A practical benchmark of duckplyr – schochastics

Benchmarking is hard and it is really tricky to find the right type of data and settings to make a truly fair comparison of different approaches to achieve the same thing. I have seen enough heated discussions on social media. I am still curious how the shiny new version of duckplyr compares to other established data wrangling libraries in R. However, I will not attempt to do any rigorous performance analysis. This post is only driven by a practical interest of mine: I need fast summarization and fast joins. So the results may not paint the full picture.

Libraries

I will just do a lazy introduction of all packages and simply paste short paragraphs from GitHub. If you are new to a package, please checkout the respective repository for more help.

dplyr

dplyr is a grammar of data manipulation, providing a consistent set of verbs that help you solve the most common data manipulation challenges

duckplyr

The duckplyr package will run all of your existing dplyr code with identical results, using DuckDB where possible to compute the results faster. In addition, you can analyze larger-than-memory datasets straight from files on your disk or from the web.

data.table

data.table provides a high-performance version of base R’s data.frame with syntax and feature enhancements for ease of use, convenience and programming speed.

polars

The polars package for R gives users access to a lightning fast Data Frame library written in Rust.

tidypolars

tidypolars provides a polars backend for the tidyverse. The aim of tidypolars is to enable users to keep their existing tidyverse code while using polars in the background to benefit from large performance gains.

collapse

collapse is a large C/C++-based package for data transformation and statistical computing in R. It aims to:

Facilitate complex data transformation, exploration and computing tasks in R.
Help make R code fast, flexible, parsimonious and programmer friendly.

Personal thoughts

I find the concepts of duckplyr and tidypolars truly amazing. You essentially get performance upgrades for free when you have been working with dplyr. So there is (almost) no refactoring needed.

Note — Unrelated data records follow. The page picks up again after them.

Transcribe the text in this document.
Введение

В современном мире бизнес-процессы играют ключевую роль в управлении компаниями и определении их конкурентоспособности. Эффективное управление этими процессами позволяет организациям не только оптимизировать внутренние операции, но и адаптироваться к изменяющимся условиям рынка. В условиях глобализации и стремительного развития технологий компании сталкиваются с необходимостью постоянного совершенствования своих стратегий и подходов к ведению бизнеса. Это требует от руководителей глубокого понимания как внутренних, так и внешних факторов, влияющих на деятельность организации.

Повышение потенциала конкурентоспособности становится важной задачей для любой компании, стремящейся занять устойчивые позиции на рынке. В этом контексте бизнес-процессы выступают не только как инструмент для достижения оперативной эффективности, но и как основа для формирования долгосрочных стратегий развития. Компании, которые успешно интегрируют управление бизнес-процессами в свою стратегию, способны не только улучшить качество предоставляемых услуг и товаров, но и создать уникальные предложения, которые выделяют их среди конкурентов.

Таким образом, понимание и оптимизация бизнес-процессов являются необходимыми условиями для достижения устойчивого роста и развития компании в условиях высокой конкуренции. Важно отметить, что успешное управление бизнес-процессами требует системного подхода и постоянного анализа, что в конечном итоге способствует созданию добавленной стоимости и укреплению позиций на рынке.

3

data.table was my first shift away from the tidyverse around 5 years ago. My football side project had grown to a size that made working with dplyr slightly annoying because certain operations just took to long. I did a major refactoring of the code base and since then, the project runs on data.table. Working with its syntax though can be a challenge and might not be intuitive for everybody (I too have to look up syntax all the time).

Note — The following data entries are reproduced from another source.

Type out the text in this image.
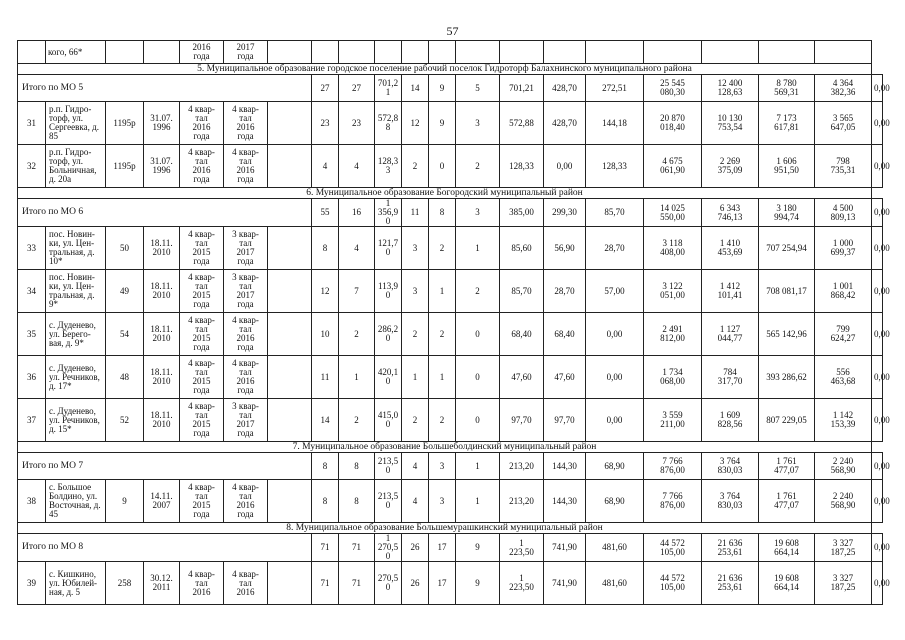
57
	кого, 66*			2016
года	2017
года															
5. Муниципальное образование городское поселение рабочий поселок Гидроторф Балахнинского муниципального района																				
Итого по МО 5							27	27	701,2
1	14	9	5	701,21	428,70	272,51	25 545
080,30	12 400
128,63	8 780
569,31	4 364
382,36	0,00
31	р.п. Гидро-
торф, ул.
Сергеевка, д.
85	1195р	31.07.
1996	4 квар-
тал
2016
года	4 квар-
тал
2016
года		23	23	572,8
8	12	9	3	572,88	428,70	144,18	20 870
018,40	10 130
753,54	7 173
617,81	3 565
647,05	0,00
32	р.п. Гидро-
торф, ул.
Больничная,
д. 20а	1195р	31.07.
1996	4 квар-
тал
2016
года	4 квар-
тал
2016
года		4	4	128,3
3	2	0	2	128,33	0,00	128,33	4 675
061,90	2 269
375,09	1 606
951,50	798
735,31	0,00
6. Муниципальное образование Богородский муниципальный район																				
Итого по МО 6							55	16	1
356,9
0	11	8	3	385,00	299,30	85,70	14 025
550,00	6 343
746,13	3 180
994,74	4 500
809,13	0,00
33	пос. Новин-
ки, ул. Цен-
тральная, д.
10*	50	18.11.
2010	4 квар-
тал
2015
года	3 квар-
тал
2017
года		8	4	121,7
0	3	2	1	85,60	56,90	28,70	3 118
408,00	1 410
453,69	707 254,94	1 000
699,37	0,00
34	пос. Новин-
ки, ул. Цен-
тральная, д.
9*	49	18.11.
2010	4 квар-
тал
2015
года	3 квар-
тал
2017
года		12	7	113,9
0	3	1	2	85,70	28,70	57,00	3 122
051,00	1 412
101,41	708 081,17	1 001
868,42	0,00
35	с. Дуденево,
ул. Берего-
вая, д. 9*	54	18.11.
2010	4 квар-
тал
2015
года	4 квар-
тал
2016
года		10	2	286,2
0	2	2	0	68,40	68,40	0,00	2 491
812,00	1 127
044,77	565 142,96	799
624,27	0,00
36	с. Дуденево,
ул. Речников,
д. 17*	48	18.11.
2010	4 квар-
тал
2015
года	4 квар-
тал
2016
года		11	1	420,1
0	1	1	0	47,60	47,60	0,00	1 734
068,00	784
317,70	393 286,62	556
463,68	0,00
37	с. Дуденево,
ул. Речников,
д. 15*	52	18.11.
2010	4 квар-
тал
2015
года	3 квар-
тал
2017
года		14	2	415,0
0	2	2	0	97,70	97,70	0,00	3 559
211,00	1 609
828,56	807 229,05	1 142
153,39	0,00
7. Муниципальное образование Большеболдинский муниципальный район																				
Итого по МО 7							8	8	213,5
0	4	3	1	213,20	144,30	68,90	7 766
876,00	3 764
830,03	1 761
477,07	2 240
568,90	0,00
38	с. Большое
Болдино, ул.
Восточная, д.
45	9	14.11.
2007	4 квар-
тал
2015
года	4 квар-
тал
2016
года		8	8	213,5
0	4	3	1	213,20	144,30	68,90	7 766
876,00	3 764
830,03	1 761
477,07	2 240
568,90	0,00
8. Муниципальное образование Большемурашкинский муниципальный район																				
Итого по МО 8							71	71	1
270,5
0	26	17	9	1
223,50	741,90	481,60	44 572
105,00	21 636
253,61	19 608
664,14	3 327
187,25	0,00
39	с. Кишкино,
ул. Юбилей-
ная, д. 5	258	30.12.
2011	4 квар-
тал
2016	4 квар-
тал
2016		71	71	270,5
0	26	17	9	1
223,50	741,90	481,60	44 572
105,00	21 636
253,61	19 608
664,14	3 327
187,25	0,00
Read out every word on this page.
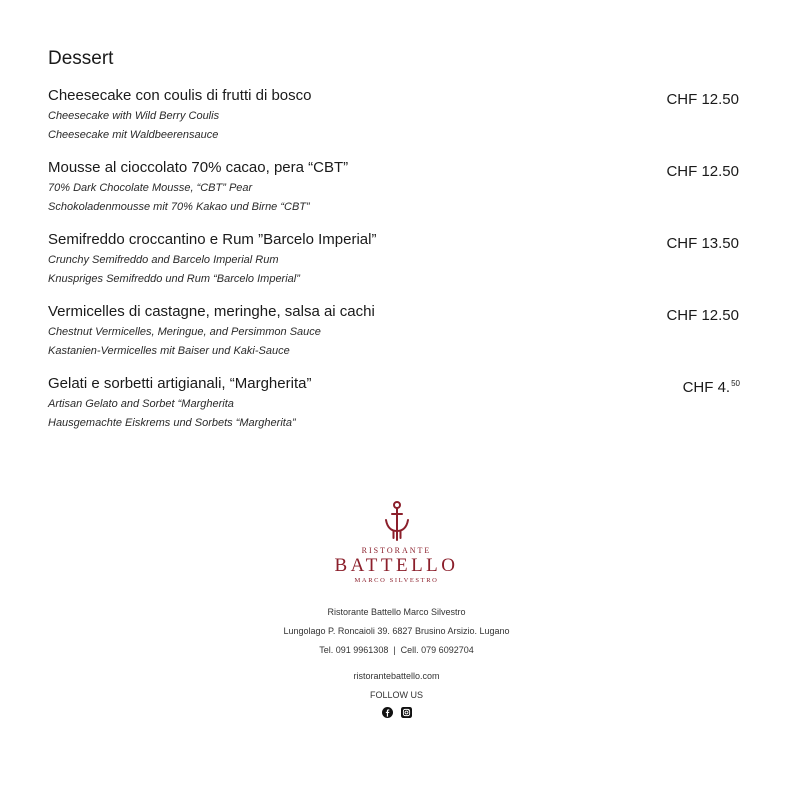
Dessert
Cheesecake con coulis di frutti di bosco	CHF 12.50
Cheesecake with Wild Berry Coulis
Cheesecake mit Waldbeerensauce
Mousse al cioccolato 70% cacao, pera “CBT”	CHF 12.50
70% Dark Chocolate Mousse, “CBT” Pear
Schokoladenmousse mit 70% Kakao und Birne “CBT”
Semifreddo croccantino e Rum ”Barcelo Imperial”	CHF 13.50
Crunchy Semifreddo and Barcelo Imperial Rum
Knuspriges Semifreddo und Rum “Barcelo Imperial”
Vermicelles di castagne, meringhe, salsa ai cachi	CHF 12.50
Chestnut Vermicelles, Meringue, and Persimmon Sauce
Kastanien-Vermicelles mit Baiser und Kaki-Sauce
Gelati e sorbetti artigianali, “Margherita”	CHF 4.50
Artisan Gelato and Sorbet “Margherita
Hausgemachte Eiskrems und Sorbets “Margherita”
RISTORANTE
BATTELLO
MARCO SILVESTRO
Ristorante Battello Marco Silvestro
Lungolago P. Roncaioli 39. 6827 Brusino Arsizio. Lugano
Tel. 091 9961308  |  Cell. 079 6092704
ristorantebattello.com
FOLLOW US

I do like Rust and I have been experimenting with it a lot, mostly to get it to work with R. So it may come as no surprise that I do like polars. Similar to data.table, its syntax might not be as straightforward, but thats what we now have tidypolars for.

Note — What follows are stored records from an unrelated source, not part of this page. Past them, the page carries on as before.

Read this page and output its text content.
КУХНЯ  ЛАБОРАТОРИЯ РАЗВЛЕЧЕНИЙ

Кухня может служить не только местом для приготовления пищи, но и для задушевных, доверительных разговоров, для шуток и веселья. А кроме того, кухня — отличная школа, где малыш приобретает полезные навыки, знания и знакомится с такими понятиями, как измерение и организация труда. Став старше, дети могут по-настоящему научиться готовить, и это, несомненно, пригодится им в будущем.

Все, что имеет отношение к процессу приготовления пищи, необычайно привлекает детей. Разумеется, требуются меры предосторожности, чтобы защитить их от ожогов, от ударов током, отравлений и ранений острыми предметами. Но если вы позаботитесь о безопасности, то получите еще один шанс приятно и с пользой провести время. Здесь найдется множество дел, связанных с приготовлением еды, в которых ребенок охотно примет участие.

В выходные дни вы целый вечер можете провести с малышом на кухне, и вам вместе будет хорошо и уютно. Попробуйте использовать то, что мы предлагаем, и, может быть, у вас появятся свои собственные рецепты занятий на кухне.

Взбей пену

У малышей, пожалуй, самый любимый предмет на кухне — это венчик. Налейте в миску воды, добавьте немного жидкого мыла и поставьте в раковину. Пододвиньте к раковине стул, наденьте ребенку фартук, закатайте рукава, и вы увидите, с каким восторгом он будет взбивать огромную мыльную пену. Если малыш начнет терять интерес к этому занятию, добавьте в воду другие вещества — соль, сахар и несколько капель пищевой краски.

While I never really used collapse, I do have mad respect for its main developer, Sebastian Krantz. I’d encourage you to read his blog posts on collapse 2.0 and on the state of the fastverse.

library(dplyr)
library(duckplyr)
library(data.table)
library(polars)
library(tidypolars)
library(collapse)

packageVersion("dplyr")

[1] '1.1.4'

packageVersion("duckplyr")

[1] '1.0.1'

packageVersion("data.table")

[1] '1.16.4'

packageVersion("polars")

[1] '0.22.1'

packageVersion("tidypolars")

[1] '0.13.0'

packageVersion("collapse")

[1] '2.1.0'

Data

The data I am using is a set of ~1 million football game results around the world. You can find the data on GitHub (This data set is part of my worldclubratings side project.).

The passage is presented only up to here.